I think perioral dermatitis is a variant of adult acne, acne rosacea. Teenage acne has a lot of blackheads and whiteheads. In adult acne, there usually are few or no blackheads. In adult acne, people tend to get red bumps, pustules, and cysts. I think perioral dermatitis is either a mild form of adult acne or a transition phase between teenage acne and adult acne.

What Is the Outlook?

About a third of patients have a flare up that just won't go away. It lasts for five or six years or longer. About a third have a fairly severe flare-up for six months. Then it goes away for two or three years and comes back. About a third will have a flare up for about two months. Then it goes away for four months, and tends to come and go.

Treatment

I see a lot of people with perioral dermatitis. I have tried many treatments. I did a chart review of all the patients I had seen in my first nine years of practice. I was surprised to discover that I see as many or more people with perioral dermatitis as I see with warts.

The best treatment has been tetracycline pills or minocycline pills. You take one pill a day on an empty stomach for a month. Tetracycline is pretty safe at this dose. It is completely destroyed by food. So, you must take it with your stomach empty for an hour before and after you take the pill. Tetracycline could make you more sensitive to sunburn. Be sure to use a sunscreen if you are going to be in the sun such as skiing or swimming. Rarely tetracycline can cause a yeast infection of the vagina. This is characterized by a thick white cheesy vaginal discharge that causes itching around the vagina. If that happens, stop the tetracycline and let me know.

Minocycline is super tetracycline. It gets into he skin ten times better. That means that instead of taking 250 mg or 500 mg of tetracycline a day, you can take 50 mg of minocycline.
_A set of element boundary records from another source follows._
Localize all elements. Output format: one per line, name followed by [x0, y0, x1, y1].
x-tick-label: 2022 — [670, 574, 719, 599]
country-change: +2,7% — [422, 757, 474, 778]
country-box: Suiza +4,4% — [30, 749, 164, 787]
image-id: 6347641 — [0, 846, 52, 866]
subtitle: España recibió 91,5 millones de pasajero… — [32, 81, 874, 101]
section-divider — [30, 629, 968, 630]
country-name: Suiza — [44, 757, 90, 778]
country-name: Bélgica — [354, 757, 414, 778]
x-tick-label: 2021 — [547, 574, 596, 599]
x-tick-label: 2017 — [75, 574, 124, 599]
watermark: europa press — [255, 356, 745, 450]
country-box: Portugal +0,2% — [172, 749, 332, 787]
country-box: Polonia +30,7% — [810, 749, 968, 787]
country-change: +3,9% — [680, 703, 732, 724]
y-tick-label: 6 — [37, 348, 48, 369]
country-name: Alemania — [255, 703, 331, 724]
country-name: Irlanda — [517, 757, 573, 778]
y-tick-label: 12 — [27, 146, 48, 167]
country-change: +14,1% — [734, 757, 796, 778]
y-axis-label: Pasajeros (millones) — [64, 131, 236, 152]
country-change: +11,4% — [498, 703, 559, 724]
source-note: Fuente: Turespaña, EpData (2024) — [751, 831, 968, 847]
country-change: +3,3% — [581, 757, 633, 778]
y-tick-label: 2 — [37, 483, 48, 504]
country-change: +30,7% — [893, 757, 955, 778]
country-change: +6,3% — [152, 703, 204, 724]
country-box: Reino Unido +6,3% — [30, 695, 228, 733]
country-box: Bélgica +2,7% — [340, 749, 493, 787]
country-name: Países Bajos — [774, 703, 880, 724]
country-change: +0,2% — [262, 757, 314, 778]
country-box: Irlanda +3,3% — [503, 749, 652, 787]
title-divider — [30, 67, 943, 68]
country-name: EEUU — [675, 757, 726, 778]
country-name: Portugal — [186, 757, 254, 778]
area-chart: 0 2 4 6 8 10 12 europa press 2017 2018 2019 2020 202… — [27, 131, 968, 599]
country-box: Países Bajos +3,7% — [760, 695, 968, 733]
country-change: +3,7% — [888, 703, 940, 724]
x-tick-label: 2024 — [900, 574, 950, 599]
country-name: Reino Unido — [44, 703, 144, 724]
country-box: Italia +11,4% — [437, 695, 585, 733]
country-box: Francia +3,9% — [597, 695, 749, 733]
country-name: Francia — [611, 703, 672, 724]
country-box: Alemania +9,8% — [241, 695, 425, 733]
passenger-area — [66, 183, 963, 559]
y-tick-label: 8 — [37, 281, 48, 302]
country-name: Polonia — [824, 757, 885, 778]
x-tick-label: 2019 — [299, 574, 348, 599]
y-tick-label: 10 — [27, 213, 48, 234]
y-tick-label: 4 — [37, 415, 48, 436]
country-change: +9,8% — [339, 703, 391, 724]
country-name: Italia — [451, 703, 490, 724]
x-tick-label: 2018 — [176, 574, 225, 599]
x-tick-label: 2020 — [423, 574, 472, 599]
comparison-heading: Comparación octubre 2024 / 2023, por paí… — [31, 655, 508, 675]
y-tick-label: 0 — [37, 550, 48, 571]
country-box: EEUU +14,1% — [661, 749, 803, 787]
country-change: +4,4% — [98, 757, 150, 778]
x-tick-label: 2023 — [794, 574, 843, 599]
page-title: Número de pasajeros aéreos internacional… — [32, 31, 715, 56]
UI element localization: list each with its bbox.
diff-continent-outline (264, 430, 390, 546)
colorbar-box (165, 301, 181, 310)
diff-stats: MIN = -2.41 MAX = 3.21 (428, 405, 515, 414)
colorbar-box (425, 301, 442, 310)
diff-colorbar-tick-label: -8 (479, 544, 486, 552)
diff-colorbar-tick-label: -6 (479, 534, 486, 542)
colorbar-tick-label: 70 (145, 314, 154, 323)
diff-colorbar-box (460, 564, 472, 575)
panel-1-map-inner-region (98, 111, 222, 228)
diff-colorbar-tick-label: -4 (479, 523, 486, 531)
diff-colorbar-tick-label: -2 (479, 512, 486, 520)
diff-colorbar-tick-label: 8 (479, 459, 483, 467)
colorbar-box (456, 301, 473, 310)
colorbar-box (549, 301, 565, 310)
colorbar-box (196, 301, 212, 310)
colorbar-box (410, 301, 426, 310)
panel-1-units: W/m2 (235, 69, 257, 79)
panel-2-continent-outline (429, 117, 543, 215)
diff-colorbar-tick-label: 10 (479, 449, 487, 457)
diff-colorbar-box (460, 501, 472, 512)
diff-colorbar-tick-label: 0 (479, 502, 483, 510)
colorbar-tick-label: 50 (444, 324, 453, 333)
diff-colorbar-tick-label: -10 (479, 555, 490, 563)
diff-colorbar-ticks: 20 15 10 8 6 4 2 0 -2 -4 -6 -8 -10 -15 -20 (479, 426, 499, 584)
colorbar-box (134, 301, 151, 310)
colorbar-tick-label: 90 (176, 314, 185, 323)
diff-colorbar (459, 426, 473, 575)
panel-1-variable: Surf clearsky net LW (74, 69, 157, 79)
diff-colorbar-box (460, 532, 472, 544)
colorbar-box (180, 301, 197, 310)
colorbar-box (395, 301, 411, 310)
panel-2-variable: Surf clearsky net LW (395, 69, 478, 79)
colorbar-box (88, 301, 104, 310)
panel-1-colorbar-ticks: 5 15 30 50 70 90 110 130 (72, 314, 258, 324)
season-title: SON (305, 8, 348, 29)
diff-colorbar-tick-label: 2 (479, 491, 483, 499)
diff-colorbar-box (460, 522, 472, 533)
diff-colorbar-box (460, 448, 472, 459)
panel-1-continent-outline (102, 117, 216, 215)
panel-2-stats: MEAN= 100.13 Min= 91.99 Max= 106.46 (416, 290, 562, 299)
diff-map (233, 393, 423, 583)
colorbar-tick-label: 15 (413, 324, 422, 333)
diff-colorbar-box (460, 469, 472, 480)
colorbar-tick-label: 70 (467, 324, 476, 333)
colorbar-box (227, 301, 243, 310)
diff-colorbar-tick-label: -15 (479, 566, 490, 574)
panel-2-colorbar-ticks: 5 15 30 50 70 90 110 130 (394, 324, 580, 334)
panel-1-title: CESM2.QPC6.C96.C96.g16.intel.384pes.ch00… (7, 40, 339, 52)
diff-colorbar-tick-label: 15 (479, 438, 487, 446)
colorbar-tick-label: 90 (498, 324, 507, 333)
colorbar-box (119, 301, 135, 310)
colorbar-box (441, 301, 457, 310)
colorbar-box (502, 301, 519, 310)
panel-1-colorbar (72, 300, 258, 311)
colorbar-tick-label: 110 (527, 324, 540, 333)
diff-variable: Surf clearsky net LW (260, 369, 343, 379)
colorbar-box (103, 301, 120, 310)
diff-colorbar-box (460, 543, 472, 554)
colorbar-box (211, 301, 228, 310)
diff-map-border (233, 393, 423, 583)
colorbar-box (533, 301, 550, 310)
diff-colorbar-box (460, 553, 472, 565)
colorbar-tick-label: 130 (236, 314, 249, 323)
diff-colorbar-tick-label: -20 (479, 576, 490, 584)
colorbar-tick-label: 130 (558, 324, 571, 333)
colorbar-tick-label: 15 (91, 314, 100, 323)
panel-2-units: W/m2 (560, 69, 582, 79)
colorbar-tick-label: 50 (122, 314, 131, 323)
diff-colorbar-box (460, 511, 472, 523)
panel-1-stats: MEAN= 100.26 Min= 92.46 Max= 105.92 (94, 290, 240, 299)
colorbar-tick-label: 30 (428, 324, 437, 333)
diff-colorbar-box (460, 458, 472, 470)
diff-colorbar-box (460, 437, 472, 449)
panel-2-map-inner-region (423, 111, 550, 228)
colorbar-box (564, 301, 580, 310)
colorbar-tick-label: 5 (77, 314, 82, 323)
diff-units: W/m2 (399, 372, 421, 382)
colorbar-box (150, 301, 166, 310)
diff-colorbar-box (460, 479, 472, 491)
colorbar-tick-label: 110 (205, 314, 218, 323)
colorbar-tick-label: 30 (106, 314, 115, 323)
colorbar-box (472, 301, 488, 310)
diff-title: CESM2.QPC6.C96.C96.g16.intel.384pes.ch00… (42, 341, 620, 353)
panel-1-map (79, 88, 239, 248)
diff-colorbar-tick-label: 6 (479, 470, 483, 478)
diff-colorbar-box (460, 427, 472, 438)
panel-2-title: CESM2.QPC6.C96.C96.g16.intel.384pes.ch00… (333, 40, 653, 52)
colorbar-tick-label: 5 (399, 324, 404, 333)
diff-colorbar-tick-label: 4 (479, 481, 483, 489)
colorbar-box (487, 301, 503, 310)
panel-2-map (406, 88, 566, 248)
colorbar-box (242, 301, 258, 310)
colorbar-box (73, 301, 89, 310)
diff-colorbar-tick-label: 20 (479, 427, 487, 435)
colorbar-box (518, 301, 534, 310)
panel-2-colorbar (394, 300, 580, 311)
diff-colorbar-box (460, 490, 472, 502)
You can take it with food. It is less likely to cause upset stomach. It is less like to cause yeast infections.

At the same time, use a mild, non-fluorinated cream such as Westcort or Locoid Lipocream. On the face, we must be concerned about safety. That's why we use a mild cortisone cream. To get strength out of it, wet the skin before you put it on. Wet the rash areas and rub in the medicine once or twice a day. That way you get the safety and the effectiveness. As the rash improves, try to decrease the cortisone cream to once a day. Most people tell me that they can eventually get by with once a day.

For the first month, use both the cream and the pills. After the first month, you will run out of pills. Use just the cream. See me at two months. We will have to see if you can get by with just the cream or if you will need more pills. About 70% of my patients are able to get by without the pills after the first month.

The information provided in these patient information sheets is offered for general informational and educational purposes only; it is not offered as and does not constitute medical advice. In no way are any of the materials presented meant to be a substitute for professional medical care or attention by a qualified practitioner, nor should they be construed as such.